Nigten vindt het jammer dat het geld voor innovatie uit een ‘gemarginaliseerd potje voor maatschappelijke organisaties’ zal moeten komen, maar stelt ook voor om op andere plaatsen naar geld te zoeken. ‘Financiering voor innovatie hoeft niet per se uit het potje voor maatschappelijke organisaties te komen. De nota hanteert en traditioneel jargon door te spreken over maatschappelijke organisaties en particuliere initiatieven, maar JongOS wil veel meer initiatieven een kans geven. Denk hierbij aan sociale ondernemers, individuen, en andere lossere verbanden. Innovatie zit immers overal, dus financiering kan ook overal vandaan komen. Waarom geen potje voor innovatie waar ook bedrijven en kennisinstellingen, liefst in hybride samenwerkingsverbanden, gebruik van kunnen maken?’

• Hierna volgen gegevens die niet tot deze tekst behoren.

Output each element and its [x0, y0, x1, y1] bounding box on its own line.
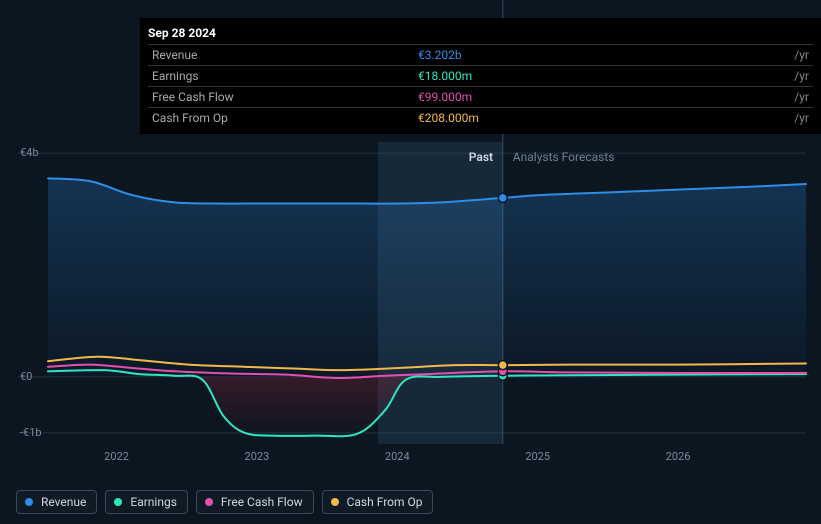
legend-dot-icon	[205, 498, 213, 506]
tooltip-row-value: €208.000m	[414, 108, 792, 129]
y-tick-label: €0	[20, 370, 32, 383]
financials-chart: €4b €0 -€1b 2022 2023 2024 2025 2026 Past Anal…	[0, 0, 821, 524]
tooltip-row-label: Free Cash Flow	[148, 87, 414, 108]
tooltip-row-unit: /yr	[792, 108, 813, 129]
legend-item-fcf[interactable]: Free Cash Flow	[196, 490, 314, 514]
x-tick-label: 2023	[245, 450, 270, 463]
y-tick-label: -€1b	[20, 426, 42, 439]
tooltip-row-unit: /yr	[792, 87, 813, 108]
legend-dot-icon	[25, 498, 33, 506]
forecast-region-label: Analysts Forecasts	[513, 150, 615, 164]
y-tick-label: €4b	[20, 146, 39, 159]
tooltip-row: Revenue€3.202b/yr	[148, 45, 813, 66]
tooltip-row-unit: /yr	[792, 66, 813, 87]
legend-item-label: Revenue	[41, 495, 86, 509]
legend-dot-icon	[331, 498, 339, 506]
x-tick-label: 2024	[385, 450, 410, 463]
hover-tooltip: Sep 28 2024 Revenue€3.202b/yrEarnings€18…	[140, 18, 821, 134]
tooltip-row-value: €3.202b	[414, 45, 792, 66]
tooltip-row-value: €18.000m	[414, 66, 792, 87]
legend-item-cfo[interactable]: Cash From Op	[322, 490, 434, 514]
x-tick-label: 2025	[525, 450, 550, 463]
legend-item-label: Earnings	[130, 495, 177, 509]
tooltip-row-value: €99.000m	[414, 87, 792, 108]
tooltip-row-label: Cash From Op	[148, 108, 414, 129]
legend-item-label: Free Cash Flow	[221, 495, 303, 509]
tooltip-row-label: Revenue	[148, 45, 414, 66]
legend: Revenue Earnings Free Cash Flow Cash From O…	[16, 490, 433, 514]
legend-item-revenue[interactable]: Revenue	[16, 490, 97, 514]
tooltip-date: Sep 28 2024	[148, 24, 813, 44]
tooltip-row-unit: /yr	[792, 45, 813, 66]
tooltip-row: Cash From Op€208.000m/yr	[148, 108, 813, 129]
x-tick-label: 2026	[666, 450, 691, 463]
tooltip-row: Free Cash Flow€99.000m/yr	[148, 87, 813, 108]
x-tick-label: 2022	[104, 450, 129, 463]
tooltip-row: Earnings€18.000m/yr	[148, 66, 813, 87]
legend-item-label: Cash From Op	[347, 495, 423, 509]
tooltip-row-label: Earnings	[148, 66, 414, 87]
past-region-label: Past	[469, 150, 493, 164]
legend-item-earnings[interactable]: Earnings	[105, 490, 188, 514]
legend-dot-icon	[114, 498, 122, 506]
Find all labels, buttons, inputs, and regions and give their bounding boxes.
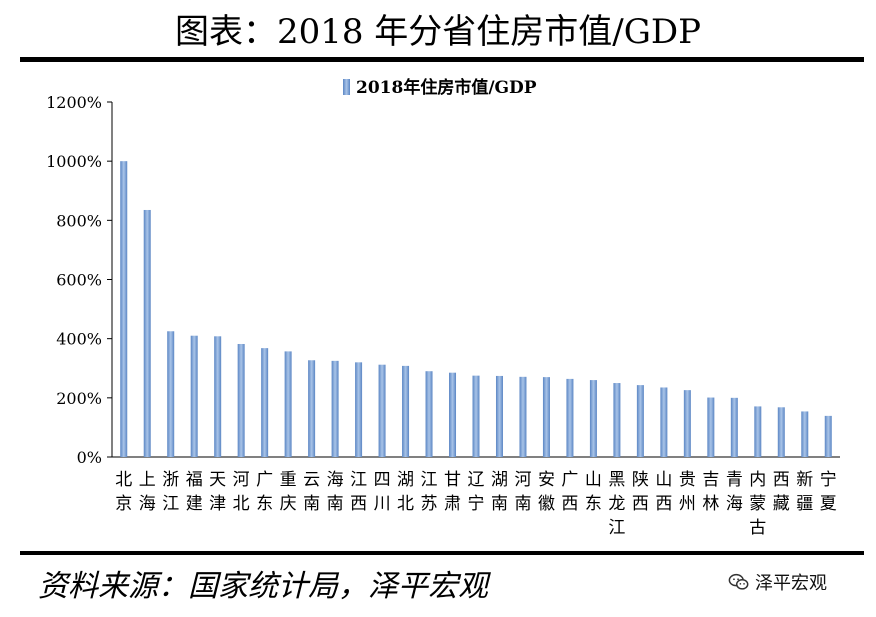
- x-tick-label: 广西: [561, 470, 578, 514]
- page-title: 图表：2018 年分省住房市值/GDP: [174, 12, 702, 52]
- bar: [542, 377, 550, 457]
- bar: [261, 348, 269, 457]
- x-tick-label: 湖北: [397, 470, 414, 514]
- bar: [824, 415, 832, 457]
- legend: 2018年住房市值/GDP: [343, 77, 537, 98]
- bar: [331, 360, 339, 457]
- wechat-icon: [728, 573, 749, 590]
- y-tick-label: 200%: [56, 389, 102, 408]
- x-tick-label: 河北: [233, 470, 250, 514]
- watermark: 泽平宏观: [728, 570, 827, 594]
- x-tick-label: 海南: [327, 470, 344, 514]
- bar: [472, 375, 480, 457]
- bars: [120, 161, 832, 457]
- y-tick-label: 1200%: [46, 93, 102, 112]
- bar: [613, 383, 621, 457]
- x-tick-label: 北京: [115, 470, 132, 514]
- bar: [589, 380, 597, 457]
- bar: [730, 397, 738, 457]
- bar: [237, 343, 245, 457]
- bar: [707, 397, 715, 457]
- bar: [683, 390, 691, 457]
- x-tick-label: 西藏: [773, 470, 790, 514]
- bar: [425, 371, 433, 457]
- x-tick-label: 山西: [655, 470, 672, 514]
- bar: [120, 161, 128, 457]
- bar: [284, 351, 292, 457]
- bar: [214, 336, 222, 457]
- x-axis-labels: 北京上海浙江福建天津河北广东重庆云南海南江西四川湖北江苏甘肃辽宁湖南河南安徽广西…: [115, 470, 837, 538]
- x-tick-label: 安徽: [538, 470, 555, 514]
- x-tick-label: 山东: [585, 470, 602, 514]
- x-tick-label: 新疆: [796, 470, 813, 514]
- x-tick-label: 陕西: [632, 470, 649, 514]
- x-tick-label: 四川: [374, 470, 391, 514]
- x-tick-label: 江西: [350, 470, 367, 514]
- bottom-rule: [20, 551, 864, 555]
- bar: [495, 375, 503, 457]
- bar: [660, 387, 668, 457]
- bar: [519, 376, 527, 457]
- y-tick-label: 1000%: [46, 152, 102, 171]
- x-tick-label: 内蒙古: [749, 470, 766, 538]
- x-tick-label: 黑龙江: [608, 470, 625, 538]
- x-tick-label: 云南: [303, 470, 320, 514]
- bar: [190, 335, 198, 457]
- bar: [777, 407, 785, 457]
- source-note: 资料来源：国家统计局，泽平宏观: [38, 569, 488, 604]
- x-tick-label: 浙江: [162, 470, 179, 514]
- bar: [143, 209, 151, 457]
- y-tick-label: 600%: [56, 271, 102, 290]
- y-tick-label: 400%: [56, 330, 102, 349]
- x-tick-label: 吉林: [702, 470, 719, 514]
- legend-swatch: [343, 79, 350, 95]
- x-tick-label: 辽宁: [468, 470, 485, 514]
- x-tick-label: 河南: [514, 470, 531, 514]
- y-axis-ticks: 0% 200% 400% 600% 800% 1000% 1200%: [46, 93, 112, 467]
- x-tick-label: 贵州: [679, 470, 696, 514]
- x-tick-label: 重庆: [280, 470, 297, 514]
- legend-label: 2018年住房市值/GDP: [356, 77, 537, 98]
- bar: [167, 331, 175, 457]
- bar-chart: 2018年住房市值/GDP 0% 200% 400% 600% 800% 1000% 120…: [46, 77, 840, 538]
- y-tick-label: 0%: [77, 448, 102, 467]
- bar: [402, 365, 410, 457]
- bar: [636, 385, 644, 457]
- x-tick-label: 天津: [209, 470, 226, 514]
- bar: [754, 406, 762, 457]
- bar: [449, 372, 457, 457]
- x-tick-label: 宁夏: [820, 470, 837, 514]
- x-tick-label: 福建: [186, 470, 203, 514]
- x-tick-label: 上海: [139, 470, 156, 514]
- watermark-label: 泽平宏观: [755, 573, 827, 594]
- x-tick-label: 广东: [256, 470, 273, 514]
- bar: [801, 411, 809, 457]
- x-tick-label: 江苏: [421, 470, 438, 514]
- y-tick-label: 800%: [56, 211, 102, 230]
- bar: [308, 360, 316, 457]
- top-rule: [20, 57, 864, 62]
- bar: [378, 364, 386, 457]
- x-tick-label: 甘肃: [444, 470, 461, 514]
- bar: [355, 362, 363, 457]
- x-tick-label: 湖南: [491, 470, 508, 514]
- bar: [566, 378, 574, 457]
- x-tick-label: 青海: [726, 470, 743, 514]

De eerdere ontmoetingen die Nigten heeft gehad met minister Ploumen stemmen haar in elk geval optimistisch. ‘Uit het consult dat JongOS met Ploumen had bleek dat zij graag breed geïnformeerd wordt door diverse partijen en zeker voor onze voorstellen open staat, bijvoorbeeld op het gebeid van startkapitaalverlening voor innovatie ideeën. We hopen deze constructieve dialoog over verdere invulling van het beleid met haar voort te kunnen zetten.’